This chapter introduces a system for acquiring synchronized multi-view color and depth (RGB-D) video data using multiple off-the-shelf Microsoft Kinect and methods for reconstructing temporally coherent 3D animation from the multi-view RGB-D video data. The acquisition system is very cost-effective and provides a complete software-based synchronization of the camera system. It is shown that the data acquired by this framework can be registered in a global coordinate system and then can be used to reconstruct the 360-degree 3D animation of a dynamic scene. In addition, a number of algorithms to reconstruct a temporally-coherent representation of a 3D animation without using any template model or a-prior assumption about the underlying surface are also presented. It is shown that despite some limitations imposed by the hardware for the synchronous acquisition of the data, a reasonably accurate reconstruction of the animated 3D geometry can be obtained that can be used in a number of applications.
TopIntroduction
Temporally coherent time-varying dynamic scene geometry has been employed in a number of applications. It can be used for 3D animation in digital entertainment productions, electronic games, 3D television, motion analysis, gesture recognition etc. First step in obtaining temporally coherent 3D video is to capture the shape, appearance and motion of a dynamic real-world object. One or more video cameras are employed for this acquisition, but unfortunately, data obtained by these video cameras has no temporal consistency, as there is no relationship between the consecutive frames of a video stream. In addition, for a multi-view video, all the cameras have to be synchronized to extract temporal correspondences at each frame of the video. This synchronization is typically achieved by means of a hardware-based camera trigger, which acts as an external synchronizer. From the acquired synchronized data, in order to reconstruct a temporally coherent 3D animation, a spatial structure between cameras has to be established along with the temporal matching over the complete video data.
In this chapter, a system for acquiring synchronized dynamic 3D data using multiple RGB-D cameras along with three new method for capturing spatio-temporal coherence between RGB-D images captured from multiple RGB-D video cameras are presented. Synchronized multi-view video (MVV) data is used in a number of applications, e.g. motion capture, dynamic scene reconstruction, free-viewpoint video etc. Traditionally, the MVV recordings are acquired using synchronized color (RGB) cameras, which are later processed for use in a number of applications (Aguiar et al., 2008; Carranza et al., 2003; Starck et al., 2007; Theobalt et al., 2007; Vlasic et al., 2008). The acquisition setups used for these earlier works comprised of a dedicated system for capturing synchronous high quality RGB MVV recordings, which were then used to reconstruct dynamic 3D scene representation.

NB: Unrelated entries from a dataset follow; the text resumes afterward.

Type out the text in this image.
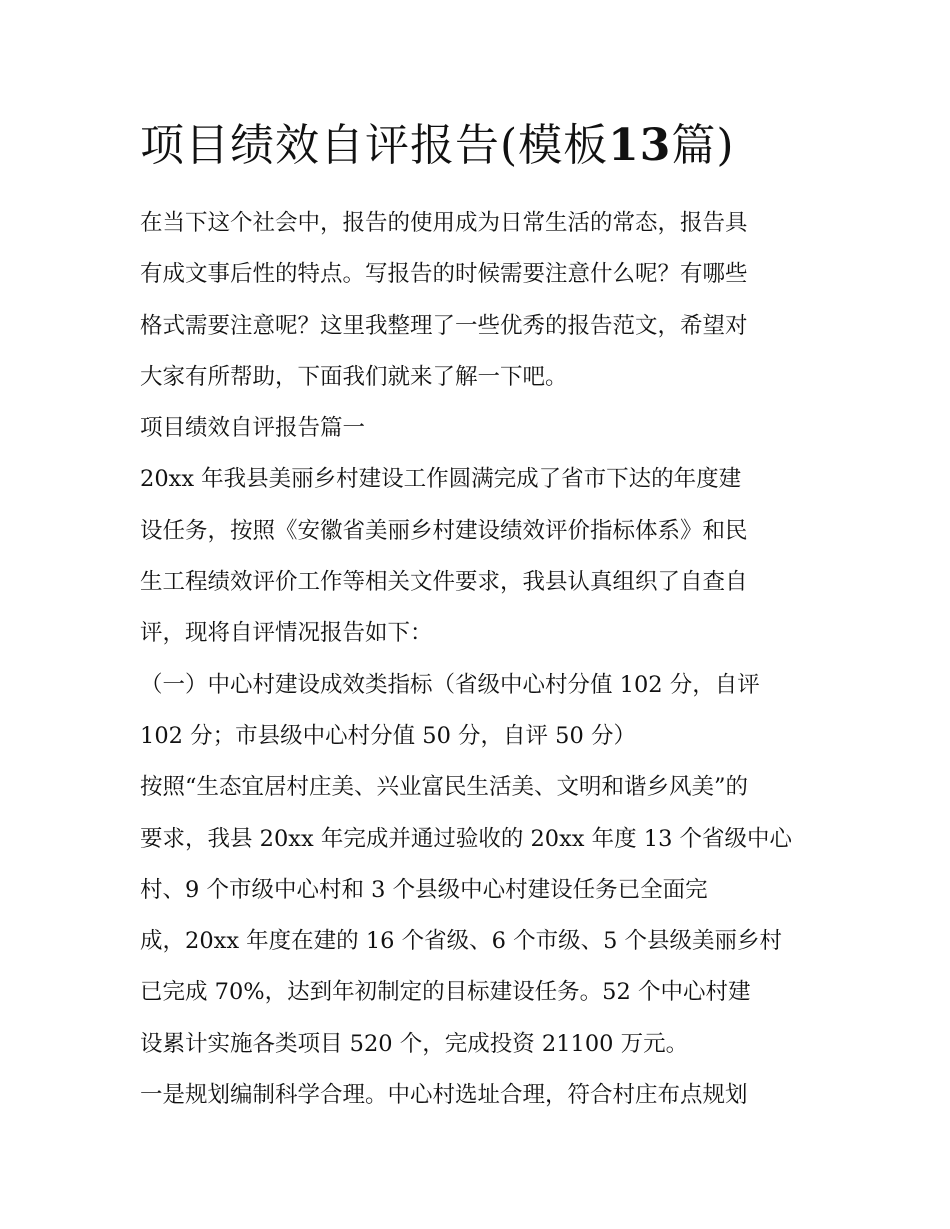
项目绩效自评报告(模板13篇)
在当下这个社会中，报告的使用成为日常生活的常态，报告具
有成文事后性的特点。写报告的时候需要注意什么呢？有哪些
格式需要注意呢？这里我整理了一些优秀的报告范文，希望对
大家有所帮助，下面我们就来了解一下吧。
项目绩效自评报告篇一
20xx 年我县美丽乡村建设工作圆满完成了省市下达的年度建
设任务，按照《安徽省美丽乡村建设绩效评价指标体系》和民
生工程绩效评价工作等相关文件要求，我县认真组织了自查自
评，现将自评情况报告如下：
（一）中心村建设成效类指标（省级中心村分值 102 分，自评
102 分；市县级中心村分值 50 分，自评 50 分）
按照“生态宜居村庄美、兴业富民生活美、文明和谐乡风美”的
要求，我县 20xx 年完成并通过验收的 20xx 年度 13 个省级中心
村、9 个市级中心村和 3 个县级中心村建设任务已全面完
成，20xx 年度在建的 16 个省级、6 个市级、5 个县级美丽乡村
已完成 70%，达到年初制定的目标建设任务。52 个中心村建
设累计实施各类项目 520 个，完成投资 21100 万元。
一是规划编制科学合理。中心村选址合理，符合村庄布点规划
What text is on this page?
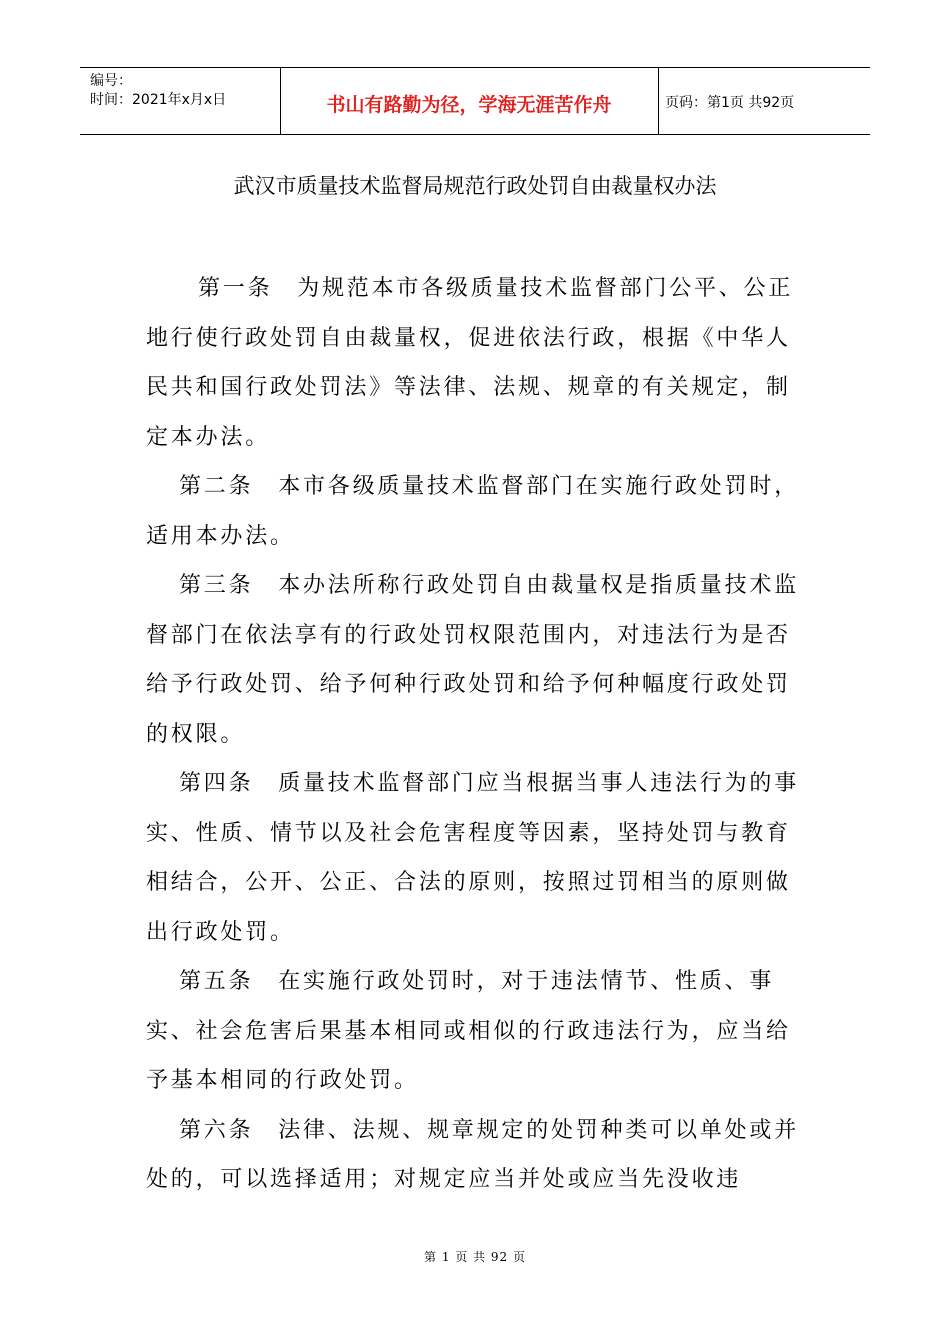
编号：
时间：2021年x月x日	书山有路勤为径，学海无涯苦作舟	页码：第1页 共92页
武汉市质量技术监督局规范行政处罚自由裁量权办法

第一条　为规范本市各级质量技术监督部门公平、公正地行使行政处罚自由裁量权，促进依法行政，根据《中华人民共和国行政处罚法》等法律、法规、规章的有关规定，制定本办法。

第二条　本市各级质量技术监督部门在实施行政处罚时，适用本办法。

第三条　本办法所称行政处罚自由裁量权是指质量技术监督部门在依法享有的行政处罚权限范围内，对违法行为是否给予行政处罚、给予何种行政处罚和给予何种幅度行政处罚的权限。

第四条　质量技术监督部门应当根据当事人违法行为的事实、性质、情节以及社会危害程度等因素，坚持处罚与教育相结合，公开、公正、合法的原则，按照过罚相当的原则做出行政处罚。

第五条　在实施行政处罚时，对于违法情节、性质、事实、社会危害后果基本相同或相似的行政违法行为，应当给予基本相同的行政处罚。

第六条　法律、法规、规章规定的处罚种类可以单处或并处的，可以选择适用；对规定应当并处或应当先没收违

第 1 页 共 92 页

One of the earlier works in this area was presented by Carranza et al. (2003), who used eight multi-view recordings to reconstruct the motion and shape of a moving subject and applied it in the area of free-viewpoint video reconstruction. Theobalt et al. (2007) extended this work so that in addition to capturing the shape and motion they also captured surface reflectance properties of a dynamic object. Starck et al. (2007) presented a high quality surface reconstruction method that could capture detailed moving geometry from multi-view video recordings. Later de Aguiar et al. (2008) and Vlasic et al. (2008) presented new method for reconstructing really high quality of dynamic scene using multi-view video recordings. Both of their methods first obtained the shape of the real world object using a laser scanner and then deformed the shape to reconstruct the 3D animation. Ahmed et al. (2008) presented a method of dynamic scene reconstruction with time coherent information without the use of any template geometry, but unlike one of the presented method they did not explicitly include multiple matching criteria for extracting time coherence in their method.